Gijón, Nacho AZPARREN
«Que nadie se acerque que contagio la gripe». El francés Gregory hace gala de su buen humor ante la temida gripe que amenazaba con colarse en el vestuario sportinguistas. «Estoy perfectamente, no he tenido ningún síntoma», se encarga de aclarar antes de que vuelva a cundir el pánico. Y es que el contagio de gripe que se temía en los jugadores del Sporting quedó ayer cerrado sin nuevas víctimas. El médico del club, Gonzalo Revuelta, es claro: «Canella y Botía están fatigados después del proceso gripal que han sufrido, pero no hay nadie más afectado».
Además del riesgo a enfermar, los rojiblancos se trajeron un valioso punto de Jerez que para algunos tuvo un buen regusto. «Aunque solo hayamos sumado un punto es importante porque no perdemos y dejamos la portería a cero», explica Gregory con el orgullo del defensa que ha contribuido a la causa. El mayor peligro del domingo vino en la estrategia y el Sporting sufrió demasiado. A Gregory le tocó bailar con la más fea, el poderoso Keita, una batalla de la que no salió del todo satisfecho: «No podemos recibir tantos remates en las jugadas de estrategia. Debemos estar más atentos, yo el primero de todos, y fijar mejor los marcajes».

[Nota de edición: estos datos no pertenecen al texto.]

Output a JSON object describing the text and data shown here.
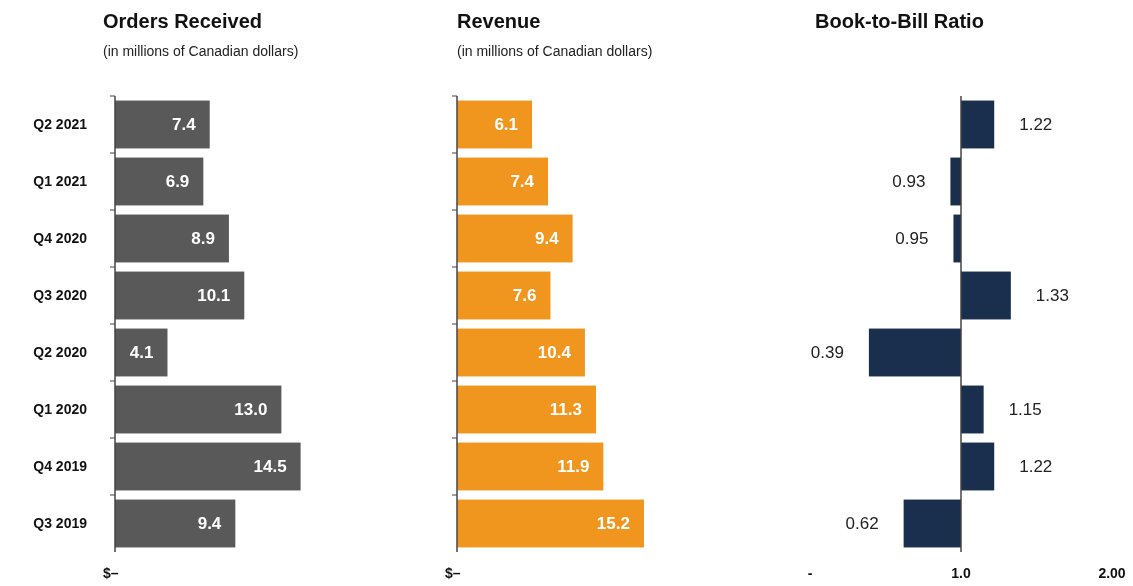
{
  "chart_data": [
    {
      "type": "bar",
      "orientation": "horizontal",
      "title": "Orders Received",
      "subtitle": "(in millions of Canadian dollars)",
      "categories": [
        "Q2 2021",
        "Q1 2021",
        "Q4 2020",
        "Q3 2020",
        "Q2 2020",
        "Q1 2020",
        "Q4 2019",
        "Q3 2019"
      ],
      "values": [
        7.4,
        6.9,
        8.9,
        10.1,
        4.1,
        13.0,
        14.5,
        9.4
      ],
      "value_labels": [
        "7.4",
        "6.9",
        "8.9",
        "10.1",
        "4.1",
        "13.0",
        "14.5",
        "9.4"
      ],
      "color": "#595959",
      "annotations": [
        "$–"
      ]
    },
    {
      "type": "bar",
      "orientation": "horizontal",
      "title": "Revenue",
      "subtitle": "(in millions of Canadian dollars)",
      "categories": [
        null,
        null,
        null,
        null,
        null,
        null,
        null,
        null
      ],
      "values": [
        6.1,
        7.4,
        9.4,
        7.6,
        10.4,
        11.3,
        11.9,
        15.2
      ],
      "value_labels": [
        "6.1",
        "7.4",
        "9.4",
        "7.6",
        "10.4",
        "11.3",
        "11.9",
        "15.2"
      ],
      "color": "#f0961e",
      "annotations": [
        "$–"
      ]
    },
    {
      "type": "bar",
      "orientation": "horizontal",
      "title": "Book-to-Bill Ratio",
      "categories": [
        null,
        null,
        null,
        null,
        null,
        null,
        null,
        null
      ],
      "base": [
        1,
        1,
        1,
        1,
        1,
        1,
        1,
        1
      ],
      "values": [
        0.22,
        -0.07,
        -0.05,
        0.33,
        -0.61,
        0.15,
        0.22,
        -0.38
      ],
      "value_labels": [
        "1.22",
        "0.93",
        "0.95",
        "1.33",
        "0.39",
        "1.15",
        "1.22",
        "0.62"
      ],
      "color": "#1a2f4e",
      "xlim": [
        0,
        2
      ],
      "xticks": [
        {
          "value": 0,
          "label": "-"
        },
        {
          "value": 1,
          "label": "1.0"
        },
        {
          "value": 2,
          "label": "2.00"
        }
      ],
      "tick_labels": "x"
    }
  ]
}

El calendario de la Liga no da momentos de respiro y el francés ya se prepara para la llegada del Villarreal. El equipo castellonense supondrá un cambio de mentalidad a la hora de defender: de los balones aéreos xerecistas al balón raso de los habilidosos Nilmar y Rossi. «Personalmente me da igual el tipo de delantero al que me enfrente. Sean grandes o pequeños, aquí juegan los mejores atacantes de la Liga y tengo que estar preparado para adaptarme a las exigencias de cada momento», afirma.
En el plano internacional, Gregory se siente orgulloso de la clasificación de Francia para el Mundial la semana pasada, aunque no muy orgulloso con las formas. «Estoy contento por la clasificación de Francia pero también un poco triste por Irlanda. Ganar gracias a un gol ilegal es un poco injusto», asevera, pero aprovecha para defender a Henry: «Siempre se ha comportado deportivamente en el campo y seguro que no está orgulloso de su acción. Lo más justo sería repetir el partido, pero es imposible hacerlo».